However, the concept of linguistic justice is complicated by differing views over what language actually is and how it functions in different contexts. Culturally specific ontologies of language among Indigenous communities may challenge the Western assumption that language itself is an “autonomous medium of denotational code” (Hauck, 2022: 4) that can be separated from embodied contexts, suggesting that unfettered access to the tools of communication in the digital environment alone is insufficient for securing language justice. These conflicts remain particularly salient in the current environment, where nascent AI technologies have forced a conversation about the onto-epistemological status of texts generated by LMs (Bird, 2024; Zhang, et al., 2020). Positions on this debate range from Claude Shannon's—that language is inherently non-random and speakers have a tacit understanding of the statistical patterns found in their language, which they use to form sentences and communicate (i.e. humans themselves can be thought of as writing machines) (Gibson, 2023; Shannon, 1948), to the assertion that “text generated by an LM is not grounded in communicative intent, any model of the world, or any model of the reader's state of mind” and should, therefore, not be considered language at all (Bender et al., 2021: 616). These debates around language as a concept and a phenomenon are missing crucial perspectives from speakers of Indigenous languages with distinct positions on its onto-epistemological status (Bird, 2024). For example, traditional views among speakers of White Mountain Apache that the Apache language can only be learned through the practice of family relationships and activities (baking bread, chopping wood, etc.) has led to community conflict around the implementation of digital language revitalization efforts (Nevins, 2004). Yet recent research also “complicate[s] the bifurcation of digital and analogue materiality,” suggesting that these language ontologies are currently undergoing shifts as some communities develop “land-based cyber-pedagogies” around language learning (Caranto Morford and Ansloos, 2021: 302). There is no uniform onto-epistemology of language across distinct Indigenous communities around the globe, suggesting the need for further theory-building conducted in partnership.
Additionally, language justice as a concept is further complicated by cultural considerations around linguistic data, which may exist in tension with current trends toward open data and practices. Indigenous Data Sovereignty, the right of Indigenous communities and Nations to “govern data within Indigenous rights and human rights frameworks” (US Indigenous Data Sovereignty Network, n.d.), is an important related concept operationalized through the CARE Principles for Indigenous Data Governance.
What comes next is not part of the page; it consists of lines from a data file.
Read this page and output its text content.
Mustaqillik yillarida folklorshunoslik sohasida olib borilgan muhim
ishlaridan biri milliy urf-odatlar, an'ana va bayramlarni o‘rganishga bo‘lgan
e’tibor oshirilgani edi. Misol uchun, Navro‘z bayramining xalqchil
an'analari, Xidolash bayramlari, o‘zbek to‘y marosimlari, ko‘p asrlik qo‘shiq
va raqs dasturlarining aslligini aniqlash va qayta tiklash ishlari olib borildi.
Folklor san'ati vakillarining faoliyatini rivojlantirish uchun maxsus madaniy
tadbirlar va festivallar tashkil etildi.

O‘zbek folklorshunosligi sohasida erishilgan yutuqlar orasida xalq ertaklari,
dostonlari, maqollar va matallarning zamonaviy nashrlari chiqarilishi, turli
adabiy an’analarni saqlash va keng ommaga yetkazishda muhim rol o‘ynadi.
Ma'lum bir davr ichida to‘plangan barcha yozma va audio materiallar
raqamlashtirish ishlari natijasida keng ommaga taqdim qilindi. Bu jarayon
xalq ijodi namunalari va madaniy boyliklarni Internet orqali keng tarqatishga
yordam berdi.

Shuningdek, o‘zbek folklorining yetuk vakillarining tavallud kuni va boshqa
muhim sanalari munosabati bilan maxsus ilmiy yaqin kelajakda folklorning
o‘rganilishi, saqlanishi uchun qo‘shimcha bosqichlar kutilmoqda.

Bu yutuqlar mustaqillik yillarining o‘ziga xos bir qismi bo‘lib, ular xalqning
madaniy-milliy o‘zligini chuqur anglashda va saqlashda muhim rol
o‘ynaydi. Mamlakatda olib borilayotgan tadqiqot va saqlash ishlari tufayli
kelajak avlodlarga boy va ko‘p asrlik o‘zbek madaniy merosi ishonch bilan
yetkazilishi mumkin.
These principles draw attention to the inherent tension between the open data movement, with a “primarily focus on characteristics of data that will facilitate increased data sharing among entities while ignoring power differentials and historical contexts,” and Indigenous communities’ need to steward data for their own collective benefit (Research Data Alliance International Indigenous Data Sovereignty Interest Group, 2019). Viewed in this way, the harvesting, reusing, and/or distributing cultural heritage data, especially when removed from its original context, can be problematic (Eisenlohr, 2004). As a result, typical NLP practices such as web scraping may be perceived as exploitative and lacking in mutual benefit.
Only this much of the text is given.